Personalized Observation Normalization for Federated Reinforcement Learning in Simulation Environments with Heterogeneity

Researchers developed a personalized observation normalization (PON) method to address heterogeneity in federated reinforcement learning, where differing state-transition dynamics cause non-identical input distributions and imbalanced parameter updates. The approach allows each agent to locally normalize raw state inputs using a continuously updated running mean and variance, ensuring consistent scaling without overshadowing during aggregation. Experiments on heterogeneous MuJoCo tasks demonstrated that PON accelerates training and achieves superior performance compared to baseline methods.

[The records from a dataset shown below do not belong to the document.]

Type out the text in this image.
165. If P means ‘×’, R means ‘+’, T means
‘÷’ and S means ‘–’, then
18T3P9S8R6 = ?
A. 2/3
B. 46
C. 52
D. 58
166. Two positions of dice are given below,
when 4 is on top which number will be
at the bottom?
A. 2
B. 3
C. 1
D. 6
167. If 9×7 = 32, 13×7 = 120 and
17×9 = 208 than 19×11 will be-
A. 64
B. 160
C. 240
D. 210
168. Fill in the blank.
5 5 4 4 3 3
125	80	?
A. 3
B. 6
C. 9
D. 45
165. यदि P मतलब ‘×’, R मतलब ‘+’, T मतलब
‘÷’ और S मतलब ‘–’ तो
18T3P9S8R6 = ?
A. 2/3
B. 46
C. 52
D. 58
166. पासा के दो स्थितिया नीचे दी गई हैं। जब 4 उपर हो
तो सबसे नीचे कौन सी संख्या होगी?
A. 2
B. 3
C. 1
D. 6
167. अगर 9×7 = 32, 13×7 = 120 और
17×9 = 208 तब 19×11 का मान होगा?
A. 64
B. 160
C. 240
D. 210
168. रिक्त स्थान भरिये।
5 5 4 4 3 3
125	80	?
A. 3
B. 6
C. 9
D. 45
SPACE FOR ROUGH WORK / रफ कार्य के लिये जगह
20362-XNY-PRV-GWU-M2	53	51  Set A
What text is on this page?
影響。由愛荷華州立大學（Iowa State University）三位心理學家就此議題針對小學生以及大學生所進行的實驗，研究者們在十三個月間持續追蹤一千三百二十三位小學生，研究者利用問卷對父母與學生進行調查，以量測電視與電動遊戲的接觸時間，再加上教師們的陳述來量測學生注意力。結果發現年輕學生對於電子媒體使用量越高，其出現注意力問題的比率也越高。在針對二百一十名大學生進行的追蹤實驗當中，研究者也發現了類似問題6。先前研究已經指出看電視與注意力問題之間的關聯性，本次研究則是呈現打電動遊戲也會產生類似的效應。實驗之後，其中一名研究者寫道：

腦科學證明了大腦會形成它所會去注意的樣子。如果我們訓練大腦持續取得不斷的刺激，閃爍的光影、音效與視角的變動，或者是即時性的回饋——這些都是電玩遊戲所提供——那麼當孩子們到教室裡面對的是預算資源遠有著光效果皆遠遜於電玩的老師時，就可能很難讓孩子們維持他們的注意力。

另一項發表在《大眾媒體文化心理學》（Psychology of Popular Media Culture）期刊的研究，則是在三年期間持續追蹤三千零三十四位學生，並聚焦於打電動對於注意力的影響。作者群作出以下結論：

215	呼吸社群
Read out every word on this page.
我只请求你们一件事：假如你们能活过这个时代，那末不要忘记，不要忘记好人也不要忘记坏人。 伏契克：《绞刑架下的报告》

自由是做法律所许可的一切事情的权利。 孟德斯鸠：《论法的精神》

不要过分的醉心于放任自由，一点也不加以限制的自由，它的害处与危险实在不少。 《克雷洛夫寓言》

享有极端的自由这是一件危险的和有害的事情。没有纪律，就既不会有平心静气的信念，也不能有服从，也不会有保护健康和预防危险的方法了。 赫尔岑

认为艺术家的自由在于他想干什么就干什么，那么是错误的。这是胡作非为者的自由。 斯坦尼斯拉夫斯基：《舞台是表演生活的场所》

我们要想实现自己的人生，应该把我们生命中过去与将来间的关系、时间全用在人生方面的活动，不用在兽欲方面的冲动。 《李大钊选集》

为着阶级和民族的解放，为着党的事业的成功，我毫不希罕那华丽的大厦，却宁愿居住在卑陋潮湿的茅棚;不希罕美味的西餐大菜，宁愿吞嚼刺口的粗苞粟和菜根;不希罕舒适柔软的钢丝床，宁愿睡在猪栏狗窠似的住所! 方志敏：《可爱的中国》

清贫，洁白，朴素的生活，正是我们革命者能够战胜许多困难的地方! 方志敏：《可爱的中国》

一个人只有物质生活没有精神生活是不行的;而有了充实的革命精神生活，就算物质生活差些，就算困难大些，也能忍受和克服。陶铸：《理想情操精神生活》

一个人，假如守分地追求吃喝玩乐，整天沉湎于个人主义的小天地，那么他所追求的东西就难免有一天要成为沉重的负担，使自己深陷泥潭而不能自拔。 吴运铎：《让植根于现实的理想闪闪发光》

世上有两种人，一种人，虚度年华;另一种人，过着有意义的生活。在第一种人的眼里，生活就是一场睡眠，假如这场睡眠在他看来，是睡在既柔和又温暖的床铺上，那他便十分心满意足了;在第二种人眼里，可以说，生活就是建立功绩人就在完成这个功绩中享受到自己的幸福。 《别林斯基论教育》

arXiv:2605.27385v1 Announce Type: new Abstract: Federated reinforcement learning FedRL enables multiple agents to collaboratively train a global policy without sharing raw data, making it ideal for privacy-sensitive applications. However, FedRL faces challenges in heterogeneous environments where differing state-transition dynamics lead to non-identical input distributions and imbalanced parameter updates during aggregation. Therefore, this paper develops a personalized observation normalization PON method, allowing each agent to locally normalize raw state inputs using a continuously updated running mean and variance. This design ensures consistent scaling of local feature without overshadowing across agents during aggregation. Furthermore, we demonstrate that sharing normalization parameters across agents is ineffective due to the diverse local input distributions, which highlights the necessity of personalized statistics. Experiments on heterogeneous MuJoCo tasks show that our developed PON accelerates training and achieves superior performance compared to baseline methods.